Treatment of nonsteroidal anti-inflammatory drug-induced gastropathy
- PMID: 1511542
Treatment of nonsteroidal anti-inflammatory drug-induced gastropathy
Abstract
The etiology, natural history, epidemiology, prevention, and treatment of nonsteroidal anti-inflammatory drug (NSAID)-induced gastrointestinal (GI) effects are reviewed. Current evidence suggests that NSAIDs cause acute cellular damage by a topical effect that is exacerbated by impaired healing. Although acute gastric injury from NSAIDs is rapid and almost uniform from patient to patient, not all patients develop serious chronic injury. Some adaptation to the effects of NSAIDs does occur.

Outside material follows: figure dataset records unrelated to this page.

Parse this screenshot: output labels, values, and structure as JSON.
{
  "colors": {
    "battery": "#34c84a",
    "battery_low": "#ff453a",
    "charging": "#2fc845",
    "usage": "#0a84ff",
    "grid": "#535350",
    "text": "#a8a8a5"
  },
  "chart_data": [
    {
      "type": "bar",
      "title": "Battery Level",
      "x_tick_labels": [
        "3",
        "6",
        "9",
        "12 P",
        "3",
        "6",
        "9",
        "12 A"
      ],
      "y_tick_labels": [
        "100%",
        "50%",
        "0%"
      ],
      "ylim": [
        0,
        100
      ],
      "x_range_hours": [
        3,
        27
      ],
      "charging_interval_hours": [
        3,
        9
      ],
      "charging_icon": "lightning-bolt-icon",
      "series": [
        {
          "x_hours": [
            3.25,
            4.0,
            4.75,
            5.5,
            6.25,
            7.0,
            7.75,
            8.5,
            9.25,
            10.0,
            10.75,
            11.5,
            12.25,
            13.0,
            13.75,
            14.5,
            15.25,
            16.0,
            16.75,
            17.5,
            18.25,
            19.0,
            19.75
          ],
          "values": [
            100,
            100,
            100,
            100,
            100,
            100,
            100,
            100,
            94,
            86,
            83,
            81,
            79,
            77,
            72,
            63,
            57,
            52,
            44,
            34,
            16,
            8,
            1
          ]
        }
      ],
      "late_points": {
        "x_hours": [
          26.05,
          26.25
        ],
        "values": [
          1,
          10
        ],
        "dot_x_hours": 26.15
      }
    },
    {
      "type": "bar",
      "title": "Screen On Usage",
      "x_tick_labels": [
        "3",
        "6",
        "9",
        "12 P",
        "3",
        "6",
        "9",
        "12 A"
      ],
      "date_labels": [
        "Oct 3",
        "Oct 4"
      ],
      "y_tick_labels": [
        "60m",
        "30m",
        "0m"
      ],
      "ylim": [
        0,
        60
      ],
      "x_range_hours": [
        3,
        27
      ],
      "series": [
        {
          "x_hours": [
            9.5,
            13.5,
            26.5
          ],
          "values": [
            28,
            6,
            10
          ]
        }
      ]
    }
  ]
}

Endoscopic studies have found that 14-31% of long-term NSAID users have gastric or duodenal ulcers. Data on individual drugs are inconsistent, but they suggest that enteric-coated aspirin, salsalate, and ibuprofen cause the lowest incidence of GI hemorrhage. Preventive measures tested to date include reduction in gastric acid production (histamine H2-receptor antagonists) and attempts to increase mucosal defenses (sucralfate or misoprostol). Misoprostol is the only drug with FDA-approved labeling for prevention of NSAID-induced gastropathy. NSAID-related ulcers heal in most patients within two to three months when they are treated with H2-receptor antagonists with or without antacid, omeprazole, or misoprostol. In patients with multiple risk factors, prophylaxis with misoprostol would be appropriate unless the clinician is concerned solely about reactivation of a duodenal ulcer, in which case an H2-receptor antagonist would also be appropriate. Full-dose treatment with H2-receptor antagonists, omeprazole, or misoprostol will heal NSAID-induced ulcers, even when NSAID therapy is continued.